Generative AI Handbook Book Club – 27. Prompting Techniques

Prompt Engineering

Also known as In-Context Prompting

How to communicate with LLM to steer its behavior for desired outcomes without updating the model weights.

It is an empirical task (science?) and varies among models.

Techniques

Zero-shot: Feed the task text to the model and ask for results.
Few-shot: Input/output of high quality examples on the target task.
- More token consumption.
- Choice of prompt format, training examples, and order leads to different performance.
- The selection of examples should be diverse and relevant.
- Be careful of majority label bias and recency bias

Instruction prompting: Finetune technique on a pretrained model.
- Instructed LM Training with tuples of (task instruction, input, ground truth output)
- RLHF (Reinforcement Learning from Human Feedback) is a common method.
- It improves the model to be more aligned with human intention.

Instruction prompting

Self-Consistency Sampling: Sample multiple outputs with temperature > 0 and select the best.
- The criteria for selecting the best candidate can vary from task to task. General solution: majority vote.
Chain-of-Thought (CoT): Generates a sequence describing reasoning logics step by step.
- Steps also known as reasoning chains or rationales.
- For complicated reasoning tasks.
  - Few-shot CoT: give examples
  - Zero shot: Use statements like Let's think step by step

Other techniques

Self-Ask: Prompt the model to ask following-up to build the thought process iteratively.
IRCoT (Interleaving Retrieval CoT) and ReAct (Reason + Act) combine iterative CoT prompting with queries to Wikipedia APIs to add to the context.

Automatic Prompt Design

Input: prompt (sequence of prefix tokens).

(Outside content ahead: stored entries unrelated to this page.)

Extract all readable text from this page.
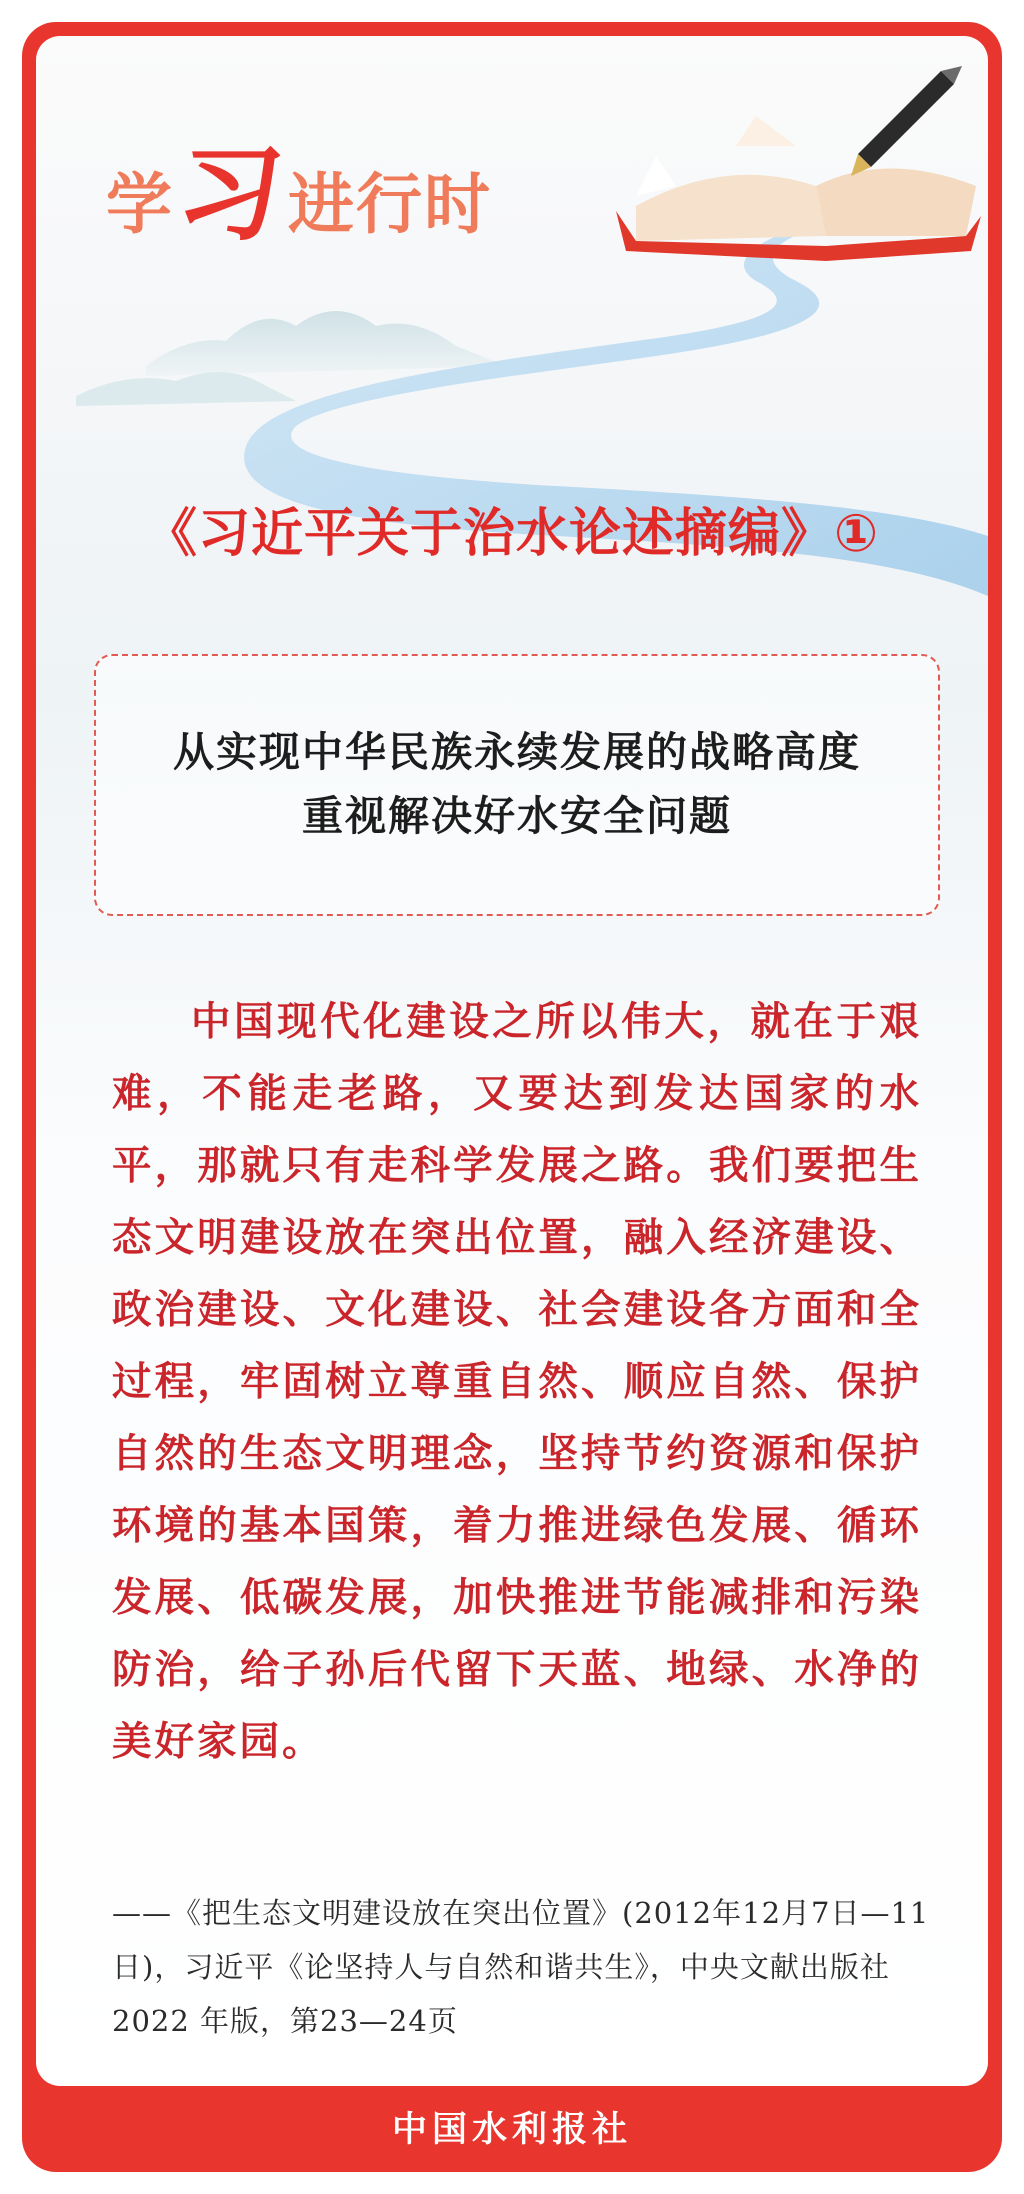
学
习
进行时
《习近平关于治水论述摘编》①
从实现中华民族永续发展的战略高度
重视解决好水安全问题
中国现代化建设之所以伟大，就在于艰难，不能走老路，又要达到发达国家的水平，那就只有走科学发展之路。我们要把生态文明建设放在突出位置，融入经济建设、政治建设、文化建设、社会建设各方面和全过程，牢固树立尊重自然、顺应自然、保护自然的生态文明理念，坚持节约资源和保护环境的基本国策，着力推进绿色发展、循环发展、低碳发展，加快推进节能减排和污染防治，给子孙后代留下天蓝、地绿、水净的美好家园。
——《把生态文明建设放在突出位置》(2012年12月7日—11日)，习近平《论坚持人与自然和谐共生》，中央文献出版社 2022 年版，第23—24页
中国水利报社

Optimization task: probability of getting a desired output given input.

How? Prefix tokens are optimized on the embedding space via gradient descent

Multiple methods: AutoPrompt (Shin et al., 2020), Prefix-Tuning (Li & Liang (2021), P-tuning (Liu et al. 2021), Prompt-Tuning (Lester et al. 2021).

APE (Automatic Prompt Engineer; Zhou et al. 2022): It uses a score function to select the best candidate over a pool of model-generated instruction candidates.

Other examples

PAL (Program-aided language models; Gao et al. 2022) and PoT (Program of Thoughts prompting; Chen et al. 2022): ask LLM to generate programming language statements.

PoT

TALM (Tool Augmented Language Models; Parisi et al. 2022): model augmented with text-to-text API calls. It builds API requests and calls them to append the result.